Theater critics Isaac Butler and Rob Weinert-Kendt unveiled their Critic-O-Meter blog last week, giving New York theater enthusiasts a one-stop site for play reviews and, in the words of the Los Angeles Times’ Steve Leigh Morris, laying bare a “philosophical divide between criticism that investigates and that which judges.”
Critic-O-Meter gathers any and all reviews it finds on a given play, translates each review into a letter grade, and averages the grades into an overall score. Butler and Weinert-Kendt then write a short blurb summing up the critical reaction. Further links offer visitors the option of browsing excerpts from the original reviews.

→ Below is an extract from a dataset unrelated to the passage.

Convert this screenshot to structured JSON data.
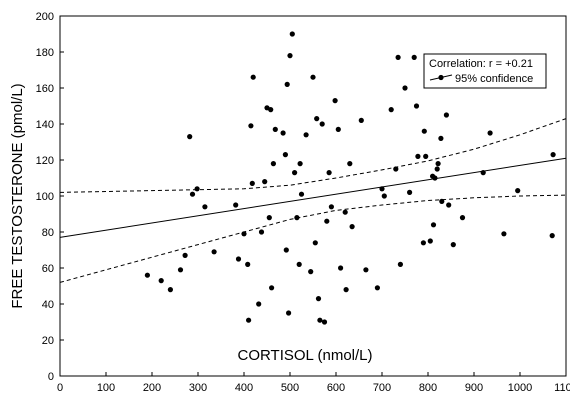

Morris’ piece explores feedback to Critic-O-Meter thus far, particularly in the critical community. Their responses have been divided: While some less-established reviewers express gratitude for the exposure (one gushes at the possibilities for “a lil' ol’ aspiring theater critic”), other writers view the blog disdainfully. A particularly apocalyptic critic sniffs that it is “evidence that the final stage in the devolution of the theater review has arrived.”
Morris has some beef with Critic-O-Meter—he rejects, for instance, a logic that assumes subjective reviews can be easily converted into objective grades. But even as he indulges in some editorializing on the blog’s value, he acknowledges that such compilations are already entrenched in our critical culture. After all, movie and music reviews have long drawn on thumbs, stars, and letter grades to assess a piece’s worth.
Morris ends, somewhat breezily, there: We like our criticism to tell us what’s good, and fast. Those who voice dissent, no matter how nobly, are “spitting into the wind.” While there’s doubtlessly a degree of truth to his conclusions, he leaves some strands of analysis underdeveloped. For instance, he might have examined the differences between the critics who support tools like Critic-O-Meter and those who greet it with handwringing. The detractors seem intent on maintaining a certain purity in theater criticism. It’s hard to tell whether this stems from an elitism about the theater world or more practical concerns about the future of their jobs. As reviewers in the fine arts increasingly take their cues from critics of more popular forms, these kinds of issues ought to be explored.